Natural streptokinase (SK) is isolated and purified from streptococci bacteria. Its lack of fibrin specificity makes it a less desirable thrombolytic drug than tPA compounds because it produces more fibrinogenolysis. SK is antigenic because it is derived from streptococci bacteria and, therefore, neutralizing antibodies can decrease its effectiveness.
Anistreplase (Eminase®) is a complex of SK and plasminogen and therefore is antigenic, like SK alone. It has more fibrin specificity and has a longer activity than natural SK; however, it causes considerable fibrinogenolysis.
Urokinase (Abbokinase®; UK) is sometimes referred to as urinary-type plasminogen activator (uPA) because it is formed by kidneys and is found in urine. It has limited clinical use because, like SK, it produces considerable fibrinogenolysis although it is non-antigenic.

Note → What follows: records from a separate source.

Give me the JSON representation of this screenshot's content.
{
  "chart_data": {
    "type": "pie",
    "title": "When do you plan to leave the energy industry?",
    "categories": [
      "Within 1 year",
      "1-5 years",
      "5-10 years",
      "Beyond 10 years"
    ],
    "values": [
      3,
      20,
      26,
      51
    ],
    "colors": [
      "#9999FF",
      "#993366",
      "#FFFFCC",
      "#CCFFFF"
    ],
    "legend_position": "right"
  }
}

Adverse Effects and Contraindications
A common adverse effect of all the thrombolytic drugs is bleeding complications related to systemic fibrinogenolysis and lysis of normal hemostatic plugs. The bleeding is often noted at a catheterization site, although gastrointestinal and cerebral hemorrhages may occur. Intracranial bleeding is a significant concern (5-7%) in using I.V. rtPA for acute ischemic stroke. Therefore, patients who have experienced trauma injury or who have a history of cerebral hemorrhagic stroke are not usually administered thrombolytics. Re-thrombosis can occur following thrombolysis, and therefore anticoagulants such as heparin are usually co-administered and continued after thrombolytic therapy.